Training and Education
- The primary purpose of Athenian education was to produce thinkers, people well-trained in arts and sciences, people prepared for peace or war.
- They were usually tutored at home until the age of 6 or 7 and then they were sent to neighborhood schools for primary education until they were 14 years of age.
- In primary school, younger boys were often taught how to play balls and the older boys were taught more military-type activities such as running, boxing, and wrestling
Rise to power
- Began its rise to power among Greek City-States during the second invasion of Greece by the Persian army in 480 B.C
- were part of a Greek alliance that included Sparta and all the other city-states against Persia.
- The Athenians led a fleet of allied Greek ships at the Battle of Salamis, where they scored a massive naval victory over the much larger Persian fleet.
- After the Persians had been defeated and the Spartans had gone home, Athens and the other Greek city-states formed a new alliance at the Island of Delos in 477 BC
- Athens began to dominate the Delian league and took advantage of its allies' desire to stop sending ships and men. As a result, the members of the Delian league contributed money to the league rather than ships. (This benefitted the Athenians greatly because it meant that they were increasing their military presence within the league)
- In doing so, they were able to use the money contributed by League members to expand their own military and economy
- The Athenian army was no match for the size and effectiveness of the Spartan army they made up for it on sea with an innovation that completely changed the face of naval warfare.
- The Athenian trireme was a superfast galley that was different from anything else at that time.
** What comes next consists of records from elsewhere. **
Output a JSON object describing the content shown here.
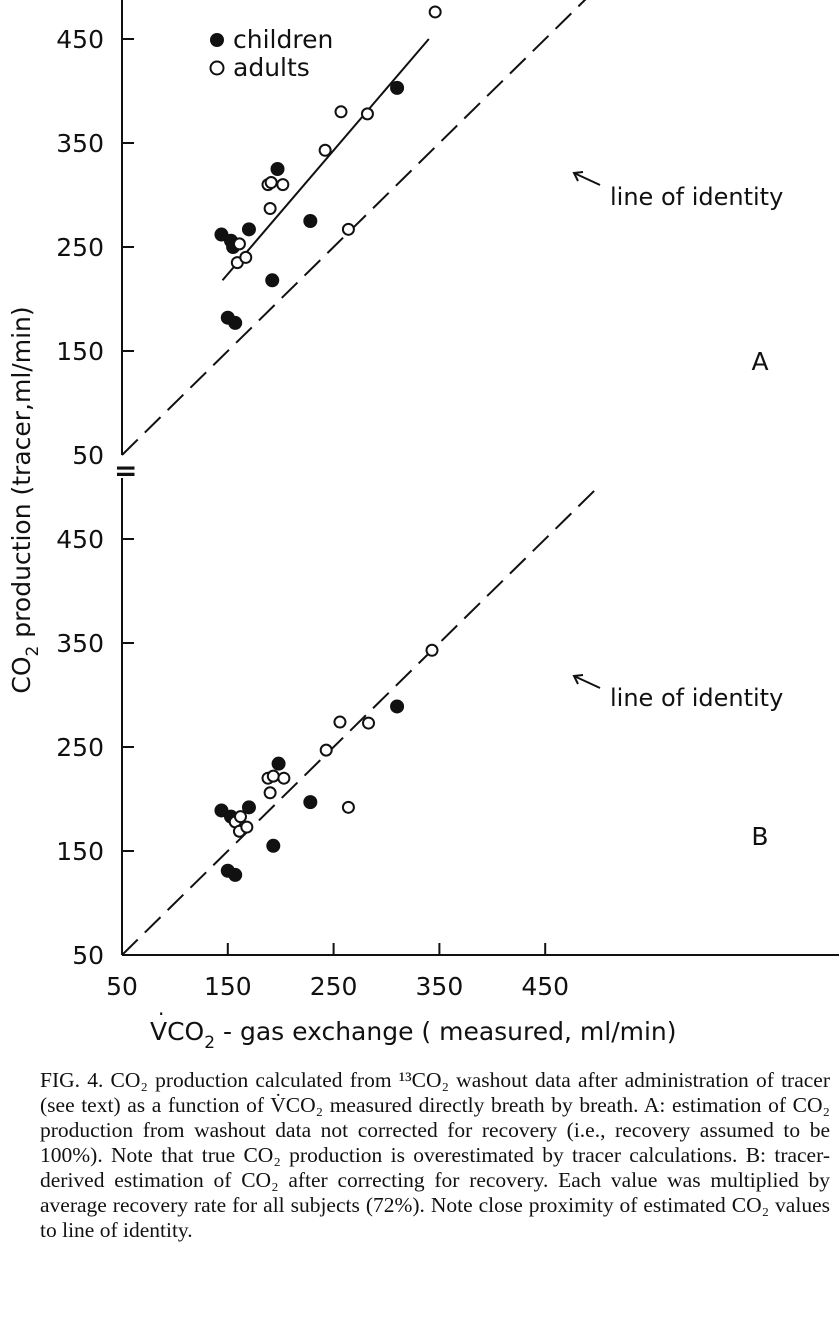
{
  "figure": {
    "y_axis_label_main": "CO",
    "y_axis_label_sub": "2",
    "y_axis_label_rest": " production  (tracer,ml/min)",
    "x_axis_label": "VCO",
    "x_axis_label_sub": "2",
    "x_axis_label_rest": " - gas exchange  ( measured, ml/min)",
    "axis_break_symbol": "=",
    "legend": {
      "children": "children",
      "adults": "adults"
    },
    "colors": {
      "ink": "#111111",
      "background": "#ffffff"
    }
  },
  "chart_data": [
    {
      "type": "scatter",
      "panel": "A",
      "panel_label": "A",
      "annotation": "line of identity",
      "xlim": [
        50,
        500
      ],
      "ylim": [
        50,
        500
      ],
      "x_ticks": [
        50,
        150,
        250,
        350,
        450
      ],
      "y_ticks": [
        50,
        150,
        250,
        350,
        450
      ],
      "y_tick_labels": [
        "50",
        "150",
        "250",
        "350",
        "450"
      ],
      "lines": [
        {
          "style": "solid",
          "x": [
            145,
            340
          ],
          "y": [
            218,
            450
          ]
        },
        {
          "style": "dashed",
          "x": [
            50,
            500
          ],
          "y": [
            50,
            500
          ]
        }
      ],
      "series": [
        {
          "name": "children",
          "marker": "filled-circle",
          "x": [
            144,
            150,
            153,
            155,
            157,
            170,
            192,
            197,
            228,
            310
          ],
          "y": [
            262,
            182,
            256,
            250,
            177,
            267,
            218,
            325,
            275,
            403
          ]
        },
        {
          "name": "adults",
          "marker": "open-circle",
          "x": [
            159,
            161,
            167,
            188,
            190,
            191,
            202,
            242,
            257,
            264,
            282,
            346
          ],
          "y": [
            235,
            253,
            240,
            310,
            287,
            312,
            310,
            343,
            380,
            267,
            378,
            476
          ]
        }
      ]
    },
    {
      "type": "scatter",
      "panel": "B",
      "panel_label": "B",
      "annotation": "line of identity",
      "xlim": [
        50,
        500
      ],
      "ylim": [
        50,
        500
      ],
      "x_ticks": [
        50,
        150,
        250,
        350,
        450
      ],
      "x_tick_labels": [
        "50",
        "150",
        "250",
        "350",
        "450"
      ],
      "y_ticks": [
        50,
        150,
        250,
        350,
        450
      ],
      "y_tick_labels": [
        "50",
        "150",
        "250",
        "350",
        "450"
      ],
      "lines": [
        {
          "style": "dashed",
          "x": [
            50,
            500
          ],
          "y": [
            50,
            500
          ]
        }
      ],
      "series": [
        {
          "name": "children",
          "marker": "filled-circle",
          "x": [
            144,
            150,
            153,
            157,
            170,
            193,
            198,
            228,
            310
          ],
          "y": [
            189,
            131,
            183,
            127,
            192,
            155,
            234,
            197,
            289
          ]
        },
        {
          "name": "adults",
          "marker": "open-circle",
          "x": [
            157,
            161,
            162,
            168,
            188,
            190,
            193,
            203,
            243,
            256,
            264,
            283,
            343
          ],
          "y": [
            178,
            169,
            183,
            173,
            220,
            206,
            222,
            220,
            247,
            274,
            192,
            273,
            343
          ]
        }
      ]
    }
  ],
  "caption": {
    "lead": "FIG. 4.",
    "text": " CO₂ production calculated from ¹³CO₂ washout data after administration of tracer (see text) as a function of V̇CO₂ measured directly breath by breath. A: estimation of CO₂ production from washout data not corrected for recovery (i.e., recovery assumed to be 100%). Note that true CO₂ production is overestimated by tracer calculations. B: tracer-derived estimation of CO₂ after correcting for recovery. Each value was multiplied by average recovery rate for all subjects (72%). Note close proximity of estimated CO₂ values to line of identity."
  }
}
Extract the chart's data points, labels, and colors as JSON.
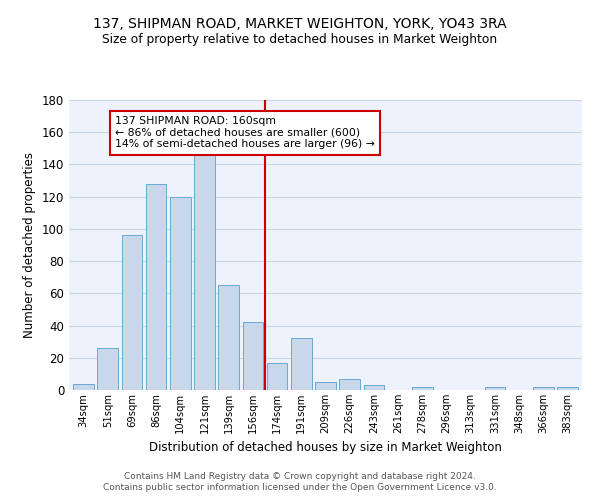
{
  "title": "137, SHIPMAN ROAD, MARKET WEIGHTON, YORK, YO43 3RA",
  "subtitle": "Size of property relative to detached houses in Market Weighton",
  "xlabel": "Distribution of detached houses by size in Market Weighton",
  "ylabel": "Number of detached properties",
  "categories": [
    "34sqm",
    "51sqm",
    "69sqm",
    "86sqm",
    "104sqm",
    "121sqm",
    "139sqm",
    "156sqm",
    "174sqm",
    "191sqm",
    "209sqm",
    "226sqm",
    "243sqm",
    "261sqm",
    "278sqm",
    "296sqm",
    "313sqm",
    "331sqm",
    "348sqm",
    "366sqm",
    "383sqm"
  ],
  "values": [
    4,
    26,
    96,
    128,
    120,
    151,
    65,
    42,
    17,
    32,
    5,
    7,
    3,
    0,
    2,
    0,
    0,
    2,
    0,
    2,
    2
  ],
  "bar_color": "#c8d8ea",
  "bar_edge_color": "#6aaad4",
  "bar_edge_width": 0.7,
  "grid_color": "#c8d4e8",
  "background_color": "#eef2fc",
  "vline_x": 7.5,
  "vline_color": "#cc0000",
  "annotation_text": "137 SHIPMAN ROAD: 160sqm\n← 86% of detached houses are smaller (600)\n14% of semi-detached houses are larger (96) →",
  "annotation_box_color": "#cc0000",
  "ylim": [
    0,
    180
  ],
  "yticks": [
    0,
    20,
    40,
    60,
    80,
    100,
    120,
    140,
    160,
    180
  ],
  "footer_line1": "Contains HM Land Registry data © Crown copyright and database right 2024.",
  "footer_line2": "Contains public sector information licensed under the Open Government Licence v3.0."
}
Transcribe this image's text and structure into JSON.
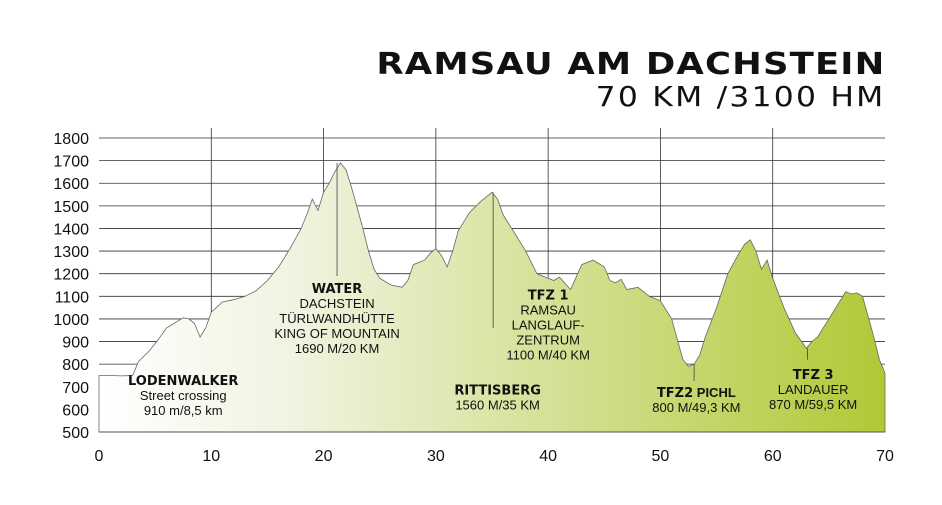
{
  "chart_data": {
    "type": "area",
    "title": "RAMSAU AM DACHSTEIN",
    "subtitle": "70 KM /3100 HM",
    "xlabel": "",
    "ylabel": "",
    "xlim": [
      0,
      70
    ],
    "ylim": [
      500,
      1850
    ],
    "x_ticks": [
      0,
      10,
      20,
      30,
      40,
      50,
      60,
      70
    ],
    "y_ticks": [
      500,
      600,
      700,
      800,
      900,
      1000,
      1100,
      1200,
      1300,
      1400,
      1500,
      1600,
      1700,
      1800
    ],
    "grid": true,
    "colors": {
      "fill_start": "#ffffff",
      "fill_end": "#b0c936",
      "line": "#666666",
      "grid": "#333333"
    },
    "profile": [
      [
        0,
        750
      ],
      [
        1,
        750
      ],
      [
        2,
        748
      ],
      [
        3,
        750
      ],
      [
        3.5,
        810
      ],
      [
        4.5,
        860
      ],
      [
        5.3,
        910
      ],
      [
        6,
        960
      ],
      [
        6.5,
        975
      ],
      [
        7,
        990
      ],
      [
        7.5,
        1005
      ],
      [
        8,
        1000
      ],
      [
        8.5,
        980
      ],
      [
        9,
        920
      ],
      [
        9.5,
        960
      ],
      [
        10,
        1030
      ],
      [
        11,
        1075
      ],
      [
        12,
        1085
      ],
      [
        13,
        1100
      ],
      [
        14,
        1125
      ],
      [
        15,
        1170
      ],
      [
        16,
        1230
      ],
      [
        17,
        1310
      ],
      [
        18,
        1400
      ],
      [
        18.5,
        1460
      ],
      [
        19,
        1530
      ],
      [
        19.5,
        1480
      ],
      [
        20,
        1560
      ],
      [
        20.5,
        1600
      ],
      [
        21,
        1650
      ],
      [
        21.5,
        1690
      ],
      [
        22,
        1660
      ],
      [
        22.5,
        1580
      ],
      [
        23,
        1490
      ],
      [
        23.5,
        1400
      ],
      [
        24,
        1300
      ],
      [
        24.5,
        1220
      ],
      [
        25,
        1180
      ],
      [
        26,
        1150
      ],
      [
        27,
        1140
      ],
      [
        27.5,
        1170
      ],
      [
        28,
        1240
      ],
      [
        28.5,
        1250
      ],
      [
        29,
        1260
      ],
      [
        29.5,
        1290
      ],
      [
        30,
        1310
      ],
      [
        30.5,
        1280
      ],
      [
        31,
        1230
      ],
      [
        31.5,
        1300
      ],
      [
        32,
        1390
      ],
      [
        33,
        1470
      ],
      [
        34,
        1520
      ],
      [
        35,
        1560
      ],
      [
        35.5,
        1530
      ],
      [
        36,
        1460
      ],
      [
        37,
        1380
      ],
      [
        38,
        1300
      ],
      [
        39,
        1200
      ],
      [
        40,
        1180
      ],
      [
        40.5,
        1170
      ],
      [
        41,
        1185
      ],
      [
        42,
        1130
      ],
      [
        43,
        1240
      ],
      [
        44,
        1260
      ],
      [
        45,
        1230
      ],
      [
        45.5,
        1170
      ],
      [
        46,
        1160
      ],
      [
        46.5,
        1175
      ],
      [
        47,
        1130
      ],
      [
        48,
        1140
      ],
      [
        49,
        1100
      ],
      [
        50,
        1080
      ],
      [
        51,
        1000
      ],
      [
        51.5,
        910
      ],
      [
        52,
        820
      ],
      [
        52.5,
        790
      ],
      [
        53,
        800
      ],
      [
        53.5,
        840
      ],
      [
        54,
        920
      ],
      [
        55,
        1050
      ],
      [
        56,
        1200
      ],
      [
        57,
        1290
      ],
      [
        57.5,
        1330
      ],
      [
        58,
        1350
      ],
      [
        58.5,
        1300
      ],
      [
        59,
        1220
      ],
      [
        59.5,
        1260
      ],
      [
        60,
        1180
      ],
      [
        61,
        1050
      ],
      [
        62,
        940
      ],
      [
        63,
        870
      ],
      [
        63.5,
        900
      ],
      [
        64,
        920
      ],
      [
        65,
        1000
      ],
      [
        66,
        1080
      ],
      [
        66.5,
        1120
      ],
      [
        67,
        1110
      ],
      [
        67.5,
        1115
      ],
      [
        68,
        1100
      ],
      [
        69,
        920
      ],
      [
        69.5,
        820
      ],
      [
        70,
        760
      ]
    ],
    "markers": [
      {
        "x": 21.2,
        "y_top": 1690,
        "y_bottom": 1190
      },
      {
        "x": 35.1,
        "y_top": 1560,
        "y_bottom": 960
      },
      {
        "x": 53.0,
        "y_top": 800,
        "y_bottom": 725
      },
      {
        "x": 63.1,
        "y_top": 870,
        "y_bottom": 820
      }
    ],
    "annotations": [
      {
        "x": 7.5,
        "y": 708,
        "head": "LODENWALKER",
        "lines": [
          "Street crossing",
          "910 m/8,5 km"
        ]
      },
      {
        "x": 21.2,
        "y": 1115,
        "head": "WATER",
        "lines": [
          "DACHSTEIN",
          "TÜRLWANDHÜTTE",
          "KING OF MOUNTAIN",
          "1690 M/20 KM"
        ]
      },
      {
        "x": 40,
        "y": 1085,
        "head": "TFZ 1",
        "lines": [
          "RAMSAU",
          "LANGLAUF-",
          "ZENTRUM",
          "1100 M/40 KM"
        ]
      },
      {
        "x": 35.5,
        "y": 665,
        "head": "RITTISBERG",
        "lines": [
          "1560 M/35 KM"
        ]
      },
      {
        "x": 53.2,
        "y": 655,
        "head": "TFZ2",
        "head_suffix": " PICHL",
        "lines": [
          "800 M/49,3 KM"
        ]
      },
      {
        "x": 63.6,
        "y": 735,
        "head": "TFZ 3",
        "lines": [
          "LANDAUER",
          "870 M/59,5 KM"
        ]
      }
    ]
  }
}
At the time, naval warfare had primarily consisted of attempting to either board an enemy's ship, or set it on fire.
- The trireme's special shape and construction allowed it to do things that other ships at the time could not do.
- It's keel ran the length of the ship, as in most ships, but it also stuck out three meters in front, and was armored with bronze plates. This projection was the battering ram that became the ship's primary weapon.
- ramming opposing ships was not done because of the extraordinary speed it required. But the trireme was long and narrow, which aided its speed. What aided it even more were the three rows of oars on each side
- Using the oars, the trireme could reach a maximum speed of ten knots, or about 12 mph. This was more than fast enough to cause serious damage to any opposing ship.
- resentment of Athens by the other members of the Delian League began to grow, and Athens would frequently have to quell rebellions within the league.
- tensions between Athens and Sparta had finally escalated to the point of open war. As a result, the Athenians and their remaining Delian allies would battle the Spartans and the league.
- they attempted to defeat Sparta by conducting naval raids on Spartan positions and settlements, and then retreating behind their city walls before the Spartan infantry could mass a counterattack.
- This strategy proved successful for several years, as the Spartans, inexperienecd at siege warfare, would storm the city, the Athenians would hide inside their walls, and the Spartans would be left to raze the Athenian countryside.
- this strategy mght have been successful, had a plague that came into the Athenians inside their city, killing thousands. Athens later would face rebellion from more of her allies.
- the Athenians would fight for ten more years before they were eventually defeated by the Spartans. Later, Athens would regain control of their city and start to regain some of their old stregth, even beginning a second Athenian empire, but it soon crumbled in a series of rebellions and revolts.